Sitenizin içeriği hakikaten çok güzel. Hem adayı görmek isteyenler için hem de bilgi sahibi olmak isteyenler için faydalı.


Dedemi çok az gördüm ama hayatımdaki etkisi büyüktür. Hep tarihi hikayeler anlatırdı. Tarihi sevmeme neden oldu. Şimdi Eski Çağ Dilleri ve Kültürleri bölümünde okuyorum.
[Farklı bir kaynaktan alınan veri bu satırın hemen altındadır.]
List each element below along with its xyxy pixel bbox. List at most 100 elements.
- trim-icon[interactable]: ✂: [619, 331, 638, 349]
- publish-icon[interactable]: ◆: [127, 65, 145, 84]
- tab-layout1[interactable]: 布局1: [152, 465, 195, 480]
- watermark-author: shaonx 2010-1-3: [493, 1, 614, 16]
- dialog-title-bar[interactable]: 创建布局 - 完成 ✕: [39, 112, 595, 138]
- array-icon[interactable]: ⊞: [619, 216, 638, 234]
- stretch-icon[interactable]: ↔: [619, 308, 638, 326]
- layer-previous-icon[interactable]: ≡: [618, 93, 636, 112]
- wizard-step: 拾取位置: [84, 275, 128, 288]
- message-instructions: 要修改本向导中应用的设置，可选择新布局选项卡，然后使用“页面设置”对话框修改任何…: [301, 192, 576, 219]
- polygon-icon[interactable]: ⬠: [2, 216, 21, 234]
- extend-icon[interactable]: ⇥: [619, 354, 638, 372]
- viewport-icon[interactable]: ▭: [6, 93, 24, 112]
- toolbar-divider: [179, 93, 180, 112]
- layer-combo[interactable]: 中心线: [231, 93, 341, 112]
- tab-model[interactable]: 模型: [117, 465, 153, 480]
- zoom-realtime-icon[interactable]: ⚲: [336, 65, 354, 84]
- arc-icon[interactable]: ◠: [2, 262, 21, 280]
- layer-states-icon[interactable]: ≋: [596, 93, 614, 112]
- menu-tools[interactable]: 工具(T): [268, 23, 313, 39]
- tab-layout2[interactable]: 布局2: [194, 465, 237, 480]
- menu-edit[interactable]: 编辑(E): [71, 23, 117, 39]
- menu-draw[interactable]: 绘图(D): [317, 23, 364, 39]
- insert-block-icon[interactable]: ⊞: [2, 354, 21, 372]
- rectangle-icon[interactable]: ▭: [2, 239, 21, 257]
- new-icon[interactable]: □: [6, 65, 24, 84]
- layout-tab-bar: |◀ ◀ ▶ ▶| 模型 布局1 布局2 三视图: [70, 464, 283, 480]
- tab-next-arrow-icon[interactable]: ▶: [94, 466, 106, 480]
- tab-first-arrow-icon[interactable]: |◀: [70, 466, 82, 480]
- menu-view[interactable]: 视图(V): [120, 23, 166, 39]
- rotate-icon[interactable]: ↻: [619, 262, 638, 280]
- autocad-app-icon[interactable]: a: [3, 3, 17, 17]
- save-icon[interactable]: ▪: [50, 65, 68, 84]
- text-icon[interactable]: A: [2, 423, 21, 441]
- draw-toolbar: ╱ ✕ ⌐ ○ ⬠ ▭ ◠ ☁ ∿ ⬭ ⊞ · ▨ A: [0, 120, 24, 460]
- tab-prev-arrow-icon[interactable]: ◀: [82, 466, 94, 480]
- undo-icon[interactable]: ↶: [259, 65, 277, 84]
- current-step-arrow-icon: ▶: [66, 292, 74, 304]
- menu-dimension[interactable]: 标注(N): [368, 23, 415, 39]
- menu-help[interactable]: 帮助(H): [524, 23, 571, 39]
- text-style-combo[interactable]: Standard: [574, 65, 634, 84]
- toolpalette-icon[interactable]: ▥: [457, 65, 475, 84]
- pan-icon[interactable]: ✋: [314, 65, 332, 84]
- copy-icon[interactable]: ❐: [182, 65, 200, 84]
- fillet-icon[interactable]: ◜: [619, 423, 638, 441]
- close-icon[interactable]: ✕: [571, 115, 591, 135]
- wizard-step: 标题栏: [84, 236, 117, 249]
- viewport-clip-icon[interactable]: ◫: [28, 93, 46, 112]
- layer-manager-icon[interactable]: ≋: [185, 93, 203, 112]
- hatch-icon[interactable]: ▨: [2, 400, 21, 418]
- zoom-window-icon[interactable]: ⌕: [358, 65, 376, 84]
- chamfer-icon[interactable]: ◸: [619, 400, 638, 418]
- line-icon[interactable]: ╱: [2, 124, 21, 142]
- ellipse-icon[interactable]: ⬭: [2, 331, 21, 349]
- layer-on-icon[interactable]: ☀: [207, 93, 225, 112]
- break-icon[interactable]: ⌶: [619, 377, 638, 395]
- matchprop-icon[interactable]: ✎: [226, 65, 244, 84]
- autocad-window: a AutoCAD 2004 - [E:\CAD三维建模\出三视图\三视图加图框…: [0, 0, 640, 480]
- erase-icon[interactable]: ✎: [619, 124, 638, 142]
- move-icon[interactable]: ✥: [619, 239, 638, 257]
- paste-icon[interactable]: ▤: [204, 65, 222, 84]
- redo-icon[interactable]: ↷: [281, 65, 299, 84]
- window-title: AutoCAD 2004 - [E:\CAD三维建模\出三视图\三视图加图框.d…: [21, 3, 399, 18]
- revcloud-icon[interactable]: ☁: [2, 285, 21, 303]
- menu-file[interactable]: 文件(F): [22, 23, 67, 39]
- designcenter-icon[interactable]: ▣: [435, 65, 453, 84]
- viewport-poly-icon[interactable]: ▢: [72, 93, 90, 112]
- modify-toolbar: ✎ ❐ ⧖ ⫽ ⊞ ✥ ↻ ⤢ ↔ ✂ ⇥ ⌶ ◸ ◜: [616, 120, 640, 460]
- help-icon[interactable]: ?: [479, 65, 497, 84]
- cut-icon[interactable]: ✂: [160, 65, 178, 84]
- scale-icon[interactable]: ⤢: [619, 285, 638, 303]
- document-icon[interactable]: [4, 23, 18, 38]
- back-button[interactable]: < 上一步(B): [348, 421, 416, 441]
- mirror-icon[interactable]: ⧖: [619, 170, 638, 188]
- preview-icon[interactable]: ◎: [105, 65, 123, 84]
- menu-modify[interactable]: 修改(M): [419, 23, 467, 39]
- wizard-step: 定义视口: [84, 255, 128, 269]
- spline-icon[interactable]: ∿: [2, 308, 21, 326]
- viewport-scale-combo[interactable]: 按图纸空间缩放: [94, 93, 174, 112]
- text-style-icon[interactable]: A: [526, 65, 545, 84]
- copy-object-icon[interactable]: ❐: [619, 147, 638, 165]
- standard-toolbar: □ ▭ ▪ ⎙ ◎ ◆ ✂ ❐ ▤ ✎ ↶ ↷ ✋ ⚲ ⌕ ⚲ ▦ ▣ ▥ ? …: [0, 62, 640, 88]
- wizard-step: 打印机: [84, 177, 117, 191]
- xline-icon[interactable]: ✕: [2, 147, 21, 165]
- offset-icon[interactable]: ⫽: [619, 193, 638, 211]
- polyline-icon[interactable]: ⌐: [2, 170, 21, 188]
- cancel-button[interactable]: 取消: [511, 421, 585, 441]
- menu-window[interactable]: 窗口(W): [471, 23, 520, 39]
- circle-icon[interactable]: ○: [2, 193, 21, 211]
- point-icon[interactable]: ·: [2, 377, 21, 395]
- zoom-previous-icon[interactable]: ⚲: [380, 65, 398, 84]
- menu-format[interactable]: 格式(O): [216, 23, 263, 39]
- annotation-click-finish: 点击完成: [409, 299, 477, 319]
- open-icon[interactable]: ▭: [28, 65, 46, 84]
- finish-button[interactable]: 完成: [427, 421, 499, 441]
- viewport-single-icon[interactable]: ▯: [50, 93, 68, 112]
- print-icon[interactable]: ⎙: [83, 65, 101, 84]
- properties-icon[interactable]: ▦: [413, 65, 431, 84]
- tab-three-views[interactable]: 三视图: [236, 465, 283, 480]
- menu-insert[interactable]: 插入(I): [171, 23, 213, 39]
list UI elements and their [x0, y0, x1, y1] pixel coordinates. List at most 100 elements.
Bu asklepion araştırmam da mitoloji dersimiz içindi. İlginçtir ben bu bölümde okumaya karar verdikten sonra Şükrü Kaya'nın da eski yunandan masallar adlı bir çevirisi olduğunu öğrendim. Soya çekim:)
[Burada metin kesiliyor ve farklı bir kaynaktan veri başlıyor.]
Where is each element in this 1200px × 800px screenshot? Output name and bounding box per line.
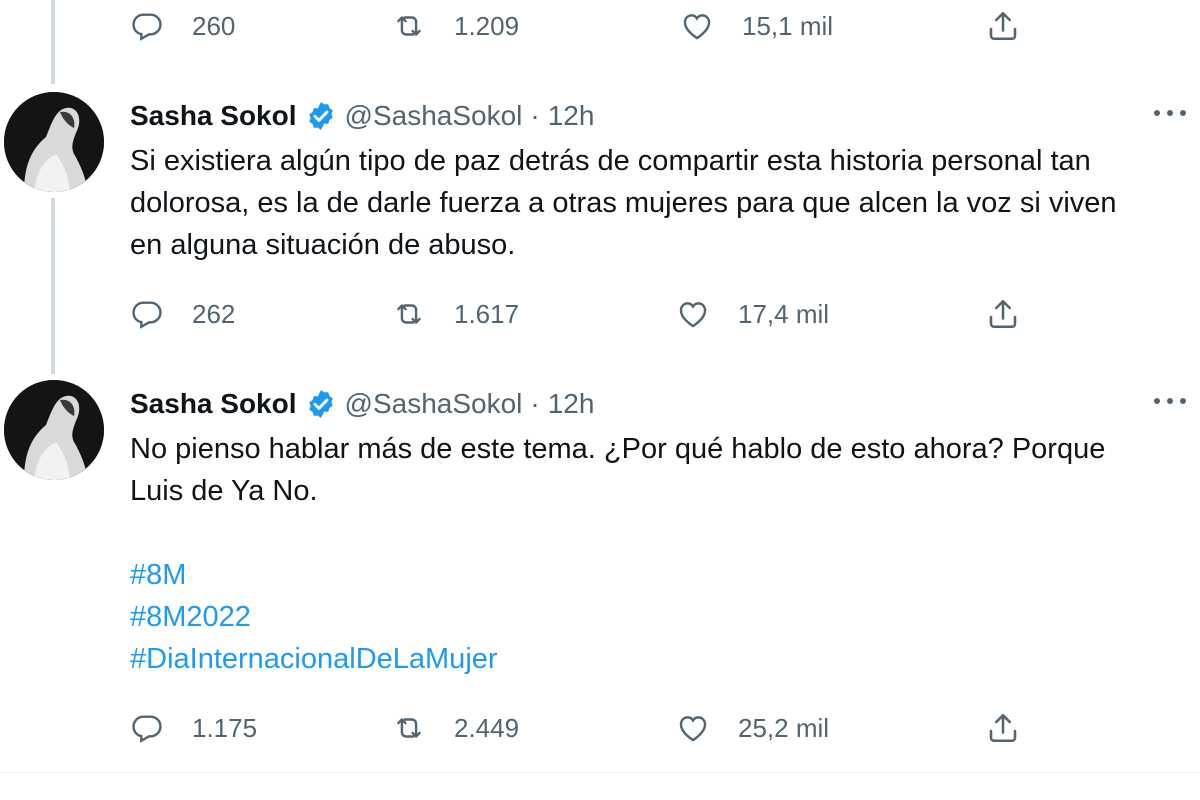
tweet-header: Sasha Sokol @SashaSokol · 12h bbox=[130, 96, 594, 136]
share-button[interactable] bbox=[983, 708, 1023, 748]
like-button[interactable]: 25,2 mil bbox=[676, 708, 829, 748]
tweet-header: Sasha Sokol @SashaSokol · 12h bbox=[130, 384, 594, 424]
reply-button[interactable]: 262 bbox=[130, 294, 235, 334]
reply-icon bbox=[132, 715, 162, 743]
avatar-image bbox=[4, 380, 104, 480]
tweet-actions: 1.175 2.449 25,2 mil bbox=[130, 708, 1030, 748]
like-count: 15,1 mil bbox=[742, 10, 834, 41]
share-button[interactable] bbox=[983, 294, 1023, 334]
retweet-button[interactable]: 1.209 bbox=[392, 6, 519, 46]
author-name[interactable]: Sasha Sokol bbox=[130, 388, 297, 420]
retweet-count: 2.449 bbox=[454, 712, 520, 743]
reply-icon bbox=[132, 301, 162, 329]
retweet-icon bbox=[397, 16, 421, 36]
verified-badge-icon bbox=[308, 102, 333, 130]
more-options-icon[interactable] bbox=[1150, 98, 1190, 128]
tweet-text-line: Luis de Ya No. bbox=[130, 475, 318, 507]
like-button[interactable]: 15,1 mil bbox=[680, 6, 833, 46]
hashtag-link[interactable]: #8M bbox=[130, 554, 1190, 596]
tweet-text-line: No pienso hablar más de este tema. ¿Por … bbox=[130, 433, 1106, 465]
share-icon bbox=[989, 11, 1017, 41]
retweet-icon bbox=[397, 304, 421, 324]
share-icon bbox=[989, 713, 1017, 743]
hashtag-link[interactable]: #8M2022 bbox=[130, 596, 1190, 638]
more-options-icon[interactable] bbox=[1150, 386, 1190, 416]
like-count: 17,4 mil bbox=[738, 298, 830, 329]
retweet-icon bbox=[397, 718, 421, 738]
separator: · bbox=[530, 388, 540, 419]
retweet-button[interactable]: 2.449 bbox=[392, 708, 519, 748]
reply-count: 260 bbox=[192, 10, 236, 41]
like-count: 25,2 mil bbox=[738, 712, 830, 743]
timestamp[interactable]: 12h bbox=[548, 388, 595, 420]
retweet-button[interactable]: 1.617 bbox=[392, 294, 519, 334]
timestamp[interactable]: 12h bbox=[548, 100, 595, 132]
tweet-text: No pienso hablar más de este tema. ¿Por … bbox=[130, 428, 1190, 680]
heart-icon bbox=[683, 14, 711, 40]
verified-badge-icon bbox=[308, 390, 333, 418]
author-name[interactable]: Sasha Sokol bbox=[130, 100, 297, 132]
tweet-actions: 260 1.209 15,1 mil bbox=[130, 6, 1030, 46]
reply-count: 1.175 bbox=[192, 712, 258, 743]
tweet-text-line: en alguna situación de abuso. bbox=[130, 229, 516, 261]
like-button[interactable]: 17,4 mil bbox=[676, 294, 829, 334]
tweet-text-line: dolorosa, es la de darle fuerza a otras … bbox=[130, 187, 1117, 219]
heart-icon bbox=[679, 302, 707, 328]
avatar[interactable] bbox=[4, 380, 104, 480]
retweet-count: 1.209 bbox=[454, 10, 520, 41]
share-button[interactable] bbox=[983, 6, 1023, 46]
author-handle[interactable]: @SashaSokol bbox=[345, 100, 523, 132]
avatar-image bbox=[4, 92, 104, 192]
tweet-text: Si existiera algún tipo de paz detrás de… bbox=[130, 140, 1190, 266]
separator: · bbox=[530, 100, 540, 131]
reply-button[interactable]: 1.175 bbox=[130, 708, 257, 748]
reply-icon bbox=[132, 13, 162, 41]
reply-button[interactable]: 260 bbox=[130, 6, 235, 46]
thread-line bbox=[51, 0, 55, 84]
heart-icon bbox=[679, 716, 707, 742]
tweet-actions: 262 1.617 17,4 mil bbox=[130, 294, 1030, 334]
retweet-count: 1.617 bbox=[454, 298, 520, 329]
avatar[interactable] bbox=[4, 92, 104, 192]
divider bbox=[0, 772, 1200, 773]
reply-count: 262 bbox=[192, 298, 236, 329]
hashtag-link[interactable]: #DiaInternacionalDeLaMujer bbox=[130, 638, 1190, 680]
author-handle[interactable]: @SashaSokol bbox=[345, 388, 523, 420]
tweet-text-line: Si existiera algún tipo de paz detrás de… bbox=[130, 145, 1091, 177]
share-icon bbox=[989, 299, 1017, 329]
"Nereli olduğumuzu anlamak, nereden gelip nereye gittiğimizi bilmek, eski tarihimizi hatırlamak ve yeni nesillere aktarmak için bir başlangıç olur" demişsiniz. Platon'un bir sözü var: "Baslangıç bir bütünün yarısıdır." Yol yarilandi bile:)


Canan ARIKAN




Sayın Demirci;


Yazacaklarıma size teşekkür etmekle başlamak istiyorum.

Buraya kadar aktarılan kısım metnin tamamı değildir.